My first introduction to Access was a painful experience, not because of the product itself but the way it was used, so it was mixed feelings that I read up on the official Access blog what it will look like in Office 2010.
Yippee it’s going to be 64 bit , so it will be easy load data form it and excel 2010 into 64bit SQL Server.
Oh [insert expletive here]! users are going to be able to create really huge database outside the control of the IT department, that is until they break.
The front end will have the latest office treatment and for me this is where Access shines , forms data logic and reporting all in a box. They have also done all sorts of other thing like putting in trigger like functionality
Another interesting area will be how all of this will work with SharePoint (itself a whizzy front into a database) but that will have to wait until the SharePoint conference in October and so you probably won’t see that functionality in the initial technical previews.
If all this is making you wonder about the future of the lower ends version of SQL Server, even the lowliest version of SQL will still be a better in a variety of ways.
- It’s a true database with proper logging and rollback of transactions
- It has sophisticated locking to allow a high degree of concurrency.

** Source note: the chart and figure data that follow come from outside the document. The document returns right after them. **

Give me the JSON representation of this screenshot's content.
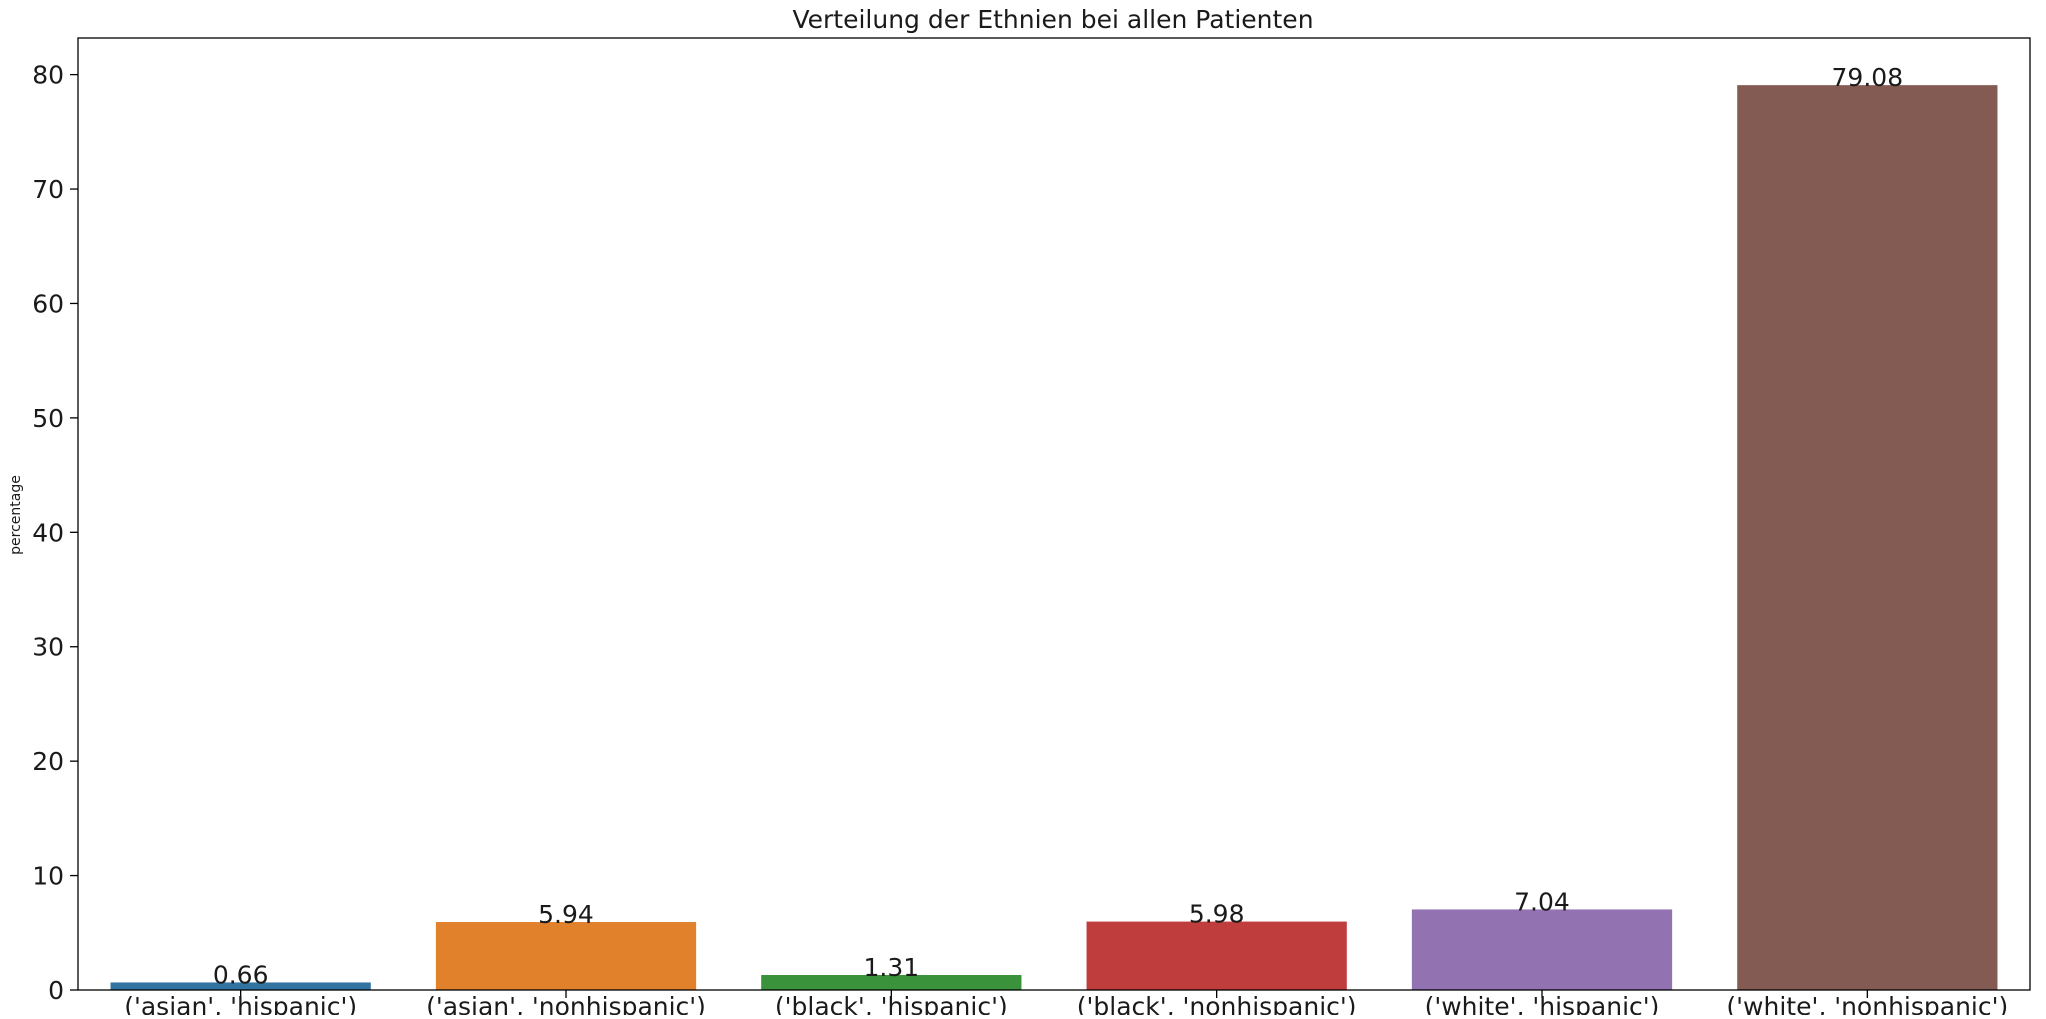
{
  "chart_data": {
    "type": "bar",
    "title": "Verteilung der Ethnien bei allen Patienten",
    "xlabel": "",
    "ylabel": "percentage",
    "ylim": [
      0,
      83.2
    ],
    "yticks": [
      0,
      10,
      20,
      30,
      40,
      50,
      60,
      70,
      80
    ],
    "grid": false,
    "categories": [
      "('asian', 'hispanic')",
      "('asian', 'nonhispanic')",
      "('black', 'hispanic')",
      "('black', 'nonhispanic')",
      "('white', 'hispanic')",
      "('white', 'nonhispanic')"
    ],
    "values": [
      0.66,
      5.94,
      1.31,
      5.98,
      7.04,
      79.08
    ],
    "value_labels": [
      "0.66",
      "5.94",
      "1.31",
      "5.98",
      "7.04",
      "79.08"
    ],
    "colors": [
      "#3274a1",
      "#e1812c",
      "#3a923a",
      "#c03d3e",
      "#9372b2",
      "#845b53"
    ]
  }
}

- It has a rich set of diagnostics to tune and fix problems often without bringing down the database
.. albeit without the built in front end.
Of course Access isn’t in every version of Office, but the kind of users who love this sort of tool often have ways and means of purchasing what they need (they usually have the cheque books!). So don’t assume this user friendly tool won’t turn up on a desktop near you. SharePoint integration might mean that the more sophisticated users will park their data on centralised servers but if they loose their data or they run into trouble then who are they gonna call.. the dba! So you might want to keep an eye out for what the Access team are up to whatever your own views are about how good it is.